Sie zögerte. Dafür war sie nicht zuständig, und der Mentor wollte vielleicht mit dem Jungen allein sein, um eine Beziehung zu ihm aufzubauen.

„Bitte …?“

Als Tränen in seine großen braunen Augen stiegen, wusste sie, dass sie nicht Nein sagen konnte. Der Mentor, wer auch immer es war, würde es sicherlich verstehen. „Natürlich komme ich mit. Das lasse ich mir um keinen Preis entgehen.“

Den Rest des Nachmittages verbrachte sie in ihrem Büro und versuchte, sich auf die Unterlagen einer Testamentseröffnung zu konzentrieren, die am nächsten Tag anstand. Aber sie war mit den Gedanken nicht wirklich bei der Sache. So wichtig eine Nachlassbetreuung war – mit dem Strafprozessrecht war diese Aufgabe nicht zu vergleichen.

An Tagen wie diesen vermisste sie ihren alten Job. Noch mehr vermisste sie die Zeit, bevor sie das Vertrauen in das Rechtssystem und sich selbst verloren hatte. Von Unruhe erfüllt sah sie aus dem Fenster.

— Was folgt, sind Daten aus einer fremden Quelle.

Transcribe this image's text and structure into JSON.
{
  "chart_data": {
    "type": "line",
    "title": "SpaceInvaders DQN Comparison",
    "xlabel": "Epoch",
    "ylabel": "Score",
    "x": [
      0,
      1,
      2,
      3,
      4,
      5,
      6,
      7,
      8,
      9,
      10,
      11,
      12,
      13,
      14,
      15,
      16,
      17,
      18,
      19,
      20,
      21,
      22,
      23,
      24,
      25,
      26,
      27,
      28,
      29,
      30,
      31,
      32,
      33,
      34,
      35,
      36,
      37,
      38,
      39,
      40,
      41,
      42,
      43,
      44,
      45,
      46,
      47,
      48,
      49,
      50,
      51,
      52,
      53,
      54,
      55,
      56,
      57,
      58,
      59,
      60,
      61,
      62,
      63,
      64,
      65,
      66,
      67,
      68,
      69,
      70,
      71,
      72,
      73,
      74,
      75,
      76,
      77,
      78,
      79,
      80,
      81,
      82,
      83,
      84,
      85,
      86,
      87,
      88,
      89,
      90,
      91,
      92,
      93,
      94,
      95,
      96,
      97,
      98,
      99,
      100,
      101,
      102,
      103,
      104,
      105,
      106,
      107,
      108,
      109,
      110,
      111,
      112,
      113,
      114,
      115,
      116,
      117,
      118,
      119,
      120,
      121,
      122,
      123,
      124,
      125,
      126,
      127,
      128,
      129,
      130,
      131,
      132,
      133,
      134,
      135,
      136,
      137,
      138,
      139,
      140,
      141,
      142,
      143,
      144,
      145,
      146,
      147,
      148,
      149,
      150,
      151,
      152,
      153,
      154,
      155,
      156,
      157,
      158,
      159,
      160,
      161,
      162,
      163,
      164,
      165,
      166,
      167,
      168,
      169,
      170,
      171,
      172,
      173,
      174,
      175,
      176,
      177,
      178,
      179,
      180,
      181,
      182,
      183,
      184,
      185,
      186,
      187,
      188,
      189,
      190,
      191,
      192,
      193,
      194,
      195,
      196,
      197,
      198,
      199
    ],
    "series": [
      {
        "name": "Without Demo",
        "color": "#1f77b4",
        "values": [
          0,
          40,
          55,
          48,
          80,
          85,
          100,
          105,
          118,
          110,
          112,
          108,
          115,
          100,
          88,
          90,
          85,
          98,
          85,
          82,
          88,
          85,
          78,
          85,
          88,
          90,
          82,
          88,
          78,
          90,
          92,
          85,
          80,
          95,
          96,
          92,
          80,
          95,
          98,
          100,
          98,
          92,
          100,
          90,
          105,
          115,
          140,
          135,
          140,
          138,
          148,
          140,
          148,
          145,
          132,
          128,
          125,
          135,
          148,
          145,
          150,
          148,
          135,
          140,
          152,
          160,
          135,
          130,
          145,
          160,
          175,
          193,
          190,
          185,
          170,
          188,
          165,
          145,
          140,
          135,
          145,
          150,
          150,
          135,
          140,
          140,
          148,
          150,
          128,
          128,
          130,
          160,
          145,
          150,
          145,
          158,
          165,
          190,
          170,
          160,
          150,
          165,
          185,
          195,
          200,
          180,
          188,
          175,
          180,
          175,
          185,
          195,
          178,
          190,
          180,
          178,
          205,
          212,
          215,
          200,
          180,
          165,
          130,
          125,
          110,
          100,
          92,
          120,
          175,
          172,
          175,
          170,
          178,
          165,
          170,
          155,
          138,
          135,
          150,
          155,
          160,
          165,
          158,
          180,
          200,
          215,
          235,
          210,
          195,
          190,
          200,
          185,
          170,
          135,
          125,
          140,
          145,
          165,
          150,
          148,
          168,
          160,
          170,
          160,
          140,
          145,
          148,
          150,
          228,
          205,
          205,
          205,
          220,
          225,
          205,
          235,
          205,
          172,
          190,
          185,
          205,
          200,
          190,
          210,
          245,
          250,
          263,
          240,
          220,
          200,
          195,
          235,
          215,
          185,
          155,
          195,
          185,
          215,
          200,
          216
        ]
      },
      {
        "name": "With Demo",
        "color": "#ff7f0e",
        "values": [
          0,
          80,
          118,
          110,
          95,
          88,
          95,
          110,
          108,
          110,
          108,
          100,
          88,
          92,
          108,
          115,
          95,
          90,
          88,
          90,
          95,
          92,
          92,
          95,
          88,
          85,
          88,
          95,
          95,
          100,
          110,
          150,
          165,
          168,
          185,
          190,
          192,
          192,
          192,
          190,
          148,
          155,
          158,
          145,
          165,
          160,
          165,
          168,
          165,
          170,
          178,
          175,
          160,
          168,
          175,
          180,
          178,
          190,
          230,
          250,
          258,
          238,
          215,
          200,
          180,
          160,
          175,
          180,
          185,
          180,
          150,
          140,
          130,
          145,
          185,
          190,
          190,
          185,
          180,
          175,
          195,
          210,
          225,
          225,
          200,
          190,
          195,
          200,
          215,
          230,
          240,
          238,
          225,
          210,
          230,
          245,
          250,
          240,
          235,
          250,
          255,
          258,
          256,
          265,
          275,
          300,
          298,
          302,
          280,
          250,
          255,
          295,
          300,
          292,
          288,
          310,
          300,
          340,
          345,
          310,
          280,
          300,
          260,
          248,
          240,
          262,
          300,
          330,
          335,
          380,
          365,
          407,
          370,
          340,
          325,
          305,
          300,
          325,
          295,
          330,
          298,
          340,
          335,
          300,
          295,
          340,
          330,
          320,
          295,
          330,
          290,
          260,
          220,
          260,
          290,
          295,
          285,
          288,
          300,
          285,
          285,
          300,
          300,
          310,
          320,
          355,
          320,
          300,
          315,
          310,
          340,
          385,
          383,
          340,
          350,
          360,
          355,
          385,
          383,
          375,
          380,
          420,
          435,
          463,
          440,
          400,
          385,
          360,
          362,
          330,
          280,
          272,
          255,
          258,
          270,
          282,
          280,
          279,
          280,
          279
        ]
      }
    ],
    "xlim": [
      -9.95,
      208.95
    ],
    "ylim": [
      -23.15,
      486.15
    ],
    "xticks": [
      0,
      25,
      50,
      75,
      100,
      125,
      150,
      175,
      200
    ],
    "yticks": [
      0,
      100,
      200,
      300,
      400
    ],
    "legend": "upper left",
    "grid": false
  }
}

Es war ein schöner Frühlingstag. Wie gewöhnlich aßen Kinder vor der Eisdiele auf der gegenüberliegenden Straßenseite Eis, während die Mütter unter einer Markise saßen. Sie dachte daran, dass Kevin auch Eiscreme essen und mit Freunden lachen sollte, statt den Tag im Gerichtssaal zu verbringen.

Doch sie konnte sich nicht vorstellen, dass die Cunninghams nach der Schule mit dem Jungen Eis essen gingen – sosehr das ältere Ehepaar ihm auch gerecht werden wollte. Vielleicht würde sein Mentor in dieser Hinsicht hilfreich sein. Aber damit wäre das Problem noch nicht gelöst.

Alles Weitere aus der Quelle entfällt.